Ластычев протянул руку за сигаретами. Почерневшая мозолистая рука зависла над палкой шлагбаума, выкрашенной в бело-красные полосы. Она застыла на мгновение, нерешительно перебирая пальцами.
– Отставить! – вдруг громко скомандовал Ластычев. Ларионов от неожиданности вздрогнул. Ластычев убрал руку и, словно желая надежно оградить себя от искушения, спрятал ее за спину. Он со скучающим видом задрал голову. – Солнце сегодня такое... Опасное. Ты бы надел фуражку, майор, а то, глядишь, вырастет на лбу что-нибудь. Член, например. Будешь похож на танк.
Он четко развернулся через левое плечо, отравленные дешевым пойлом мышцы едва не подвели – он слегка покачнулся, но тут же поймал равновесие и направился к избушке.
– Эй! – окликнул Ларионов. – Сигареты-то возьми!
– Да пошел ты... – не оборачиваясь, бросил на ходу комбат. Он сошел с асфальта в густую мягкую траву, она приятно щекотала голые лодыжки.
Ларионов пожал плечами и вернулся к машине.
Одиннадцать часов сорок пять минут. Тринадцатый кило метр шоссе Таруса – Калуга.
Мезенцев склонился над субтильным белобрысым парнишкой и еще раз ударил его по щеке.
«Малахольный какой-то! Сам же на меня наткнулся, что-то вскрикнул и – брык! С копыт долой! Не убился бы».
Он повернул голову парня, осмотрел. На затылке крови не было, только проступала здоровенная шишка. Значит, все в порядке.
Мезенцев бежал быстро, размашисто.
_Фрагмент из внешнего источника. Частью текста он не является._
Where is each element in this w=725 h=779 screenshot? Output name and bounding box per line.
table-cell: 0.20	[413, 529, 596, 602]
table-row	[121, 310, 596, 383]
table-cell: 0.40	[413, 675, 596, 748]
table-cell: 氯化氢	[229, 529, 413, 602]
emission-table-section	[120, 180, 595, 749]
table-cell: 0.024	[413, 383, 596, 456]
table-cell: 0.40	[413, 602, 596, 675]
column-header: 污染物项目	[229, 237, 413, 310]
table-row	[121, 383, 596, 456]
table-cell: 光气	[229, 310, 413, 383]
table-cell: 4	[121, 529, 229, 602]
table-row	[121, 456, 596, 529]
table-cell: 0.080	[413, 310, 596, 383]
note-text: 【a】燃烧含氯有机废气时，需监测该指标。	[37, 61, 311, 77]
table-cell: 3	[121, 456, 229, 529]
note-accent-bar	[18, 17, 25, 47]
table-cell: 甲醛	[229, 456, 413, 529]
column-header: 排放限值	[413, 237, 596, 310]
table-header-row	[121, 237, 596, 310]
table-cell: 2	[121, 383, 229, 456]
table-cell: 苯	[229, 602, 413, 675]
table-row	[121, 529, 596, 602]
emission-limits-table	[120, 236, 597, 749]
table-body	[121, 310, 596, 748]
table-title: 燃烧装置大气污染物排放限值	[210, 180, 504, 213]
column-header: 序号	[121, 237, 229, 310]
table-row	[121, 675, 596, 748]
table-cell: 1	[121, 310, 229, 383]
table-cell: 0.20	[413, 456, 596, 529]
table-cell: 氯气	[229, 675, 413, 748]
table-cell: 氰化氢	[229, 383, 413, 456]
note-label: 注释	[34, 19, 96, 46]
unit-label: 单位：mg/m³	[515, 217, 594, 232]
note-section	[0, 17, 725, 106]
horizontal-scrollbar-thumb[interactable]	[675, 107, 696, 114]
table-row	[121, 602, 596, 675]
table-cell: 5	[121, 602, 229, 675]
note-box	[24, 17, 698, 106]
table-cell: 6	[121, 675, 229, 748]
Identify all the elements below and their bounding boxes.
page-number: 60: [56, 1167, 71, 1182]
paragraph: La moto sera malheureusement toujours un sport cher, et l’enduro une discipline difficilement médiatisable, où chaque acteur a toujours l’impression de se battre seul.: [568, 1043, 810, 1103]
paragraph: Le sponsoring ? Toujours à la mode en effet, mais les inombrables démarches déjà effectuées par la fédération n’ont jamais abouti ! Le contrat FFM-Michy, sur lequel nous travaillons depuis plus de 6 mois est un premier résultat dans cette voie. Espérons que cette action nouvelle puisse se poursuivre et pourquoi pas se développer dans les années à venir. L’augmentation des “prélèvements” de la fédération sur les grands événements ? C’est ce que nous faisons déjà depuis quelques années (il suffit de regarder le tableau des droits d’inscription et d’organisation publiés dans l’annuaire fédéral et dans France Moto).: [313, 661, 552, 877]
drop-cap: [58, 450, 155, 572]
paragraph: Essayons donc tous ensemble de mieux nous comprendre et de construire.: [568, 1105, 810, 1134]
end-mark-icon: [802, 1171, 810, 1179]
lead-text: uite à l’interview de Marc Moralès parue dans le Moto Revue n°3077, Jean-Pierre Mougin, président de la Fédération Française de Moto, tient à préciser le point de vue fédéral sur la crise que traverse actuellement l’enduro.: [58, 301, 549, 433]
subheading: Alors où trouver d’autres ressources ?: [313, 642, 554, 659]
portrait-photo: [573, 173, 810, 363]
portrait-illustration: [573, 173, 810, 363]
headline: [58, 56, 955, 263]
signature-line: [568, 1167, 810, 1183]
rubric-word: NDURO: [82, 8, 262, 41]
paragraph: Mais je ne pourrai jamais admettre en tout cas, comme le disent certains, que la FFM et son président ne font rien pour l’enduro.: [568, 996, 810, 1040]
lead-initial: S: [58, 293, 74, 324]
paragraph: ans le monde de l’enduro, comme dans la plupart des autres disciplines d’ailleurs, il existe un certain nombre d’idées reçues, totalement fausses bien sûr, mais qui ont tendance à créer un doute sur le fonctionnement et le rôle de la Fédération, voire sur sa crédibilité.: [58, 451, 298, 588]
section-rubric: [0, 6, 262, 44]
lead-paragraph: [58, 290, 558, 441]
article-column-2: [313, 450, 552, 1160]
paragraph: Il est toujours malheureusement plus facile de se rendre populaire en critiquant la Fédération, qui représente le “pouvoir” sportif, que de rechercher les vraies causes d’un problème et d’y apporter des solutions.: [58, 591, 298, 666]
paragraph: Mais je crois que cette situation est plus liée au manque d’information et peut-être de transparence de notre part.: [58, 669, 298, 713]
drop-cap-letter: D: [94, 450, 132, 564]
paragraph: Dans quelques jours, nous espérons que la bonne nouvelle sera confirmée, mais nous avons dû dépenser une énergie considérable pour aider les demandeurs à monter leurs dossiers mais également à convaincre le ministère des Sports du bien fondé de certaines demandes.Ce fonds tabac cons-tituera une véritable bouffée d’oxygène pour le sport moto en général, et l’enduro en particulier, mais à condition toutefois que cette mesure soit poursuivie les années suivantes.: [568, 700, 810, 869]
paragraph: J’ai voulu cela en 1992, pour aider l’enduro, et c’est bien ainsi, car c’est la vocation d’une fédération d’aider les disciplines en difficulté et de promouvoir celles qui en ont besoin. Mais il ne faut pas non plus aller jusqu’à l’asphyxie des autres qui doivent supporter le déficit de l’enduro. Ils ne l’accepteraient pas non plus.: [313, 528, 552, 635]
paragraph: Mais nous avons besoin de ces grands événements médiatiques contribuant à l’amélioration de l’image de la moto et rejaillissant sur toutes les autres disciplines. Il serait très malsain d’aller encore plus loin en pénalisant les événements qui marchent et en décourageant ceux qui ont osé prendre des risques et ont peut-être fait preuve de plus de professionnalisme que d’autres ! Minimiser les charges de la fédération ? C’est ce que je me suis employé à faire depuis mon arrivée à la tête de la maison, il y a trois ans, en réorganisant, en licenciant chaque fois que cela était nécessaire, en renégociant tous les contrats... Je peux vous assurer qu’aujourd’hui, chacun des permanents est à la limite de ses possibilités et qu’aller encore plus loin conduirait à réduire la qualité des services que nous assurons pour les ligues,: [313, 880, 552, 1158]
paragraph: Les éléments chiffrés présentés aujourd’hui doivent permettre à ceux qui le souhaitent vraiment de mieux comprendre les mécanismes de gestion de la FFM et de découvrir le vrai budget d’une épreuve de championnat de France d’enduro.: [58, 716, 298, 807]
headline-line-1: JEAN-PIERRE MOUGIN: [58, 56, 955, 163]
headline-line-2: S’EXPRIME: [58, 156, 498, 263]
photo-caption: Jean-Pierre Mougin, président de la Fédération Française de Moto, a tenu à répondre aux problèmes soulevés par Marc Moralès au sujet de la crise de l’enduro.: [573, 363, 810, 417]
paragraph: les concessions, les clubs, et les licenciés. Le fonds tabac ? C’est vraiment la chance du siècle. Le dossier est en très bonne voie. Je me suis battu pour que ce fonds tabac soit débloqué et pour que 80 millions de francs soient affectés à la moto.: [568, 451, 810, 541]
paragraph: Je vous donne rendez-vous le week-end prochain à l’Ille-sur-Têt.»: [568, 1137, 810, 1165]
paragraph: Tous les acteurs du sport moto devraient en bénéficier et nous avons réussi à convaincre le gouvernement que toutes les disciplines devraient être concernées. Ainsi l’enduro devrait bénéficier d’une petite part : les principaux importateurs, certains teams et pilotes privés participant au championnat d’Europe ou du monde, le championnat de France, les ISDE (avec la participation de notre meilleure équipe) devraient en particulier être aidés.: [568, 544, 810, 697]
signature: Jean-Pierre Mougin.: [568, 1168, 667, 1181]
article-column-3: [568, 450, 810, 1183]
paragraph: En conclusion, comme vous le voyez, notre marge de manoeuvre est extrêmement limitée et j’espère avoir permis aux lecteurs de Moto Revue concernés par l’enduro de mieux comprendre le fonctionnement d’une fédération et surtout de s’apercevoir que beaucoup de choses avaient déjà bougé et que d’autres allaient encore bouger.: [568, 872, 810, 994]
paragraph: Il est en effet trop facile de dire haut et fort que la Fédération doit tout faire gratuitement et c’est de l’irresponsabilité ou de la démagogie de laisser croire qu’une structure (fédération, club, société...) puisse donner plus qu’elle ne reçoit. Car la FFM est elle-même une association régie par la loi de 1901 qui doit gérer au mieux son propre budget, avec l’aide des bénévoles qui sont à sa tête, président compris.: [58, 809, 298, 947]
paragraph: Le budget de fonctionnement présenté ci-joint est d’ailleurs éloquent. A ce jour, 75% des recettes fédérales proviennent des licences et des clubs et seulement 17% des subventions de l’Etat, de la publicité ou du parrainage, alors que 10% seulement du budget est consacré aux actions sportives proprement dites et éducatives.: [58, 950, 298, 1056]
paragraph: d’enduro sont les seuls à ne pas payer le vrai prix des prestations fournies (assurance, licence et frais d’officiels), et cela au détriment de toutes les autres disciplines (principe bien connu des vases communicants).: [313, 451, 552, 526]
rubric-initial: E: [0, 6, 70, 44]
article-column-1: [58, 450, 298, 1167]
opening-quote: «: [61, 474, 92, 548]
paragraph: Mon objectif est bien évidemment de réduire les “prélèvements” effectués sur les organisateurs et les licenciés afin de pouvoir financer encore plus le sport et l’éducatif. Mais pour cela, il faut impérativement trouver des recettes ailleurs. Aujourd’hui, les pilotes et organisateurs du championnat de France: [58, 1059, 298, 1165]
Не трусцой, топая всей ступней, а как бегают атлеты – «заряжая» ахиллово сухожилие, приходя точно на носок и носком же отталкиваясь.
Кроссовки, хоть и были не фирменными, а так – дешевая китайская подделка, но тем не менее хорошо держали ногу. Он бежал и не чувствовал усталости. Сердце и легкие позволяли поддерживать высокий темп, а мышцы провоцировали: «Может, прибавим, а?» Но Мезенцев считал, что прибавлять не стоит. Кто знает, сколько ему еще бежать? Километр? Два? Десять?
Большого значения это не имело. В него словно вливалась какая-то странная сила, которую он никак не мог израсходовать.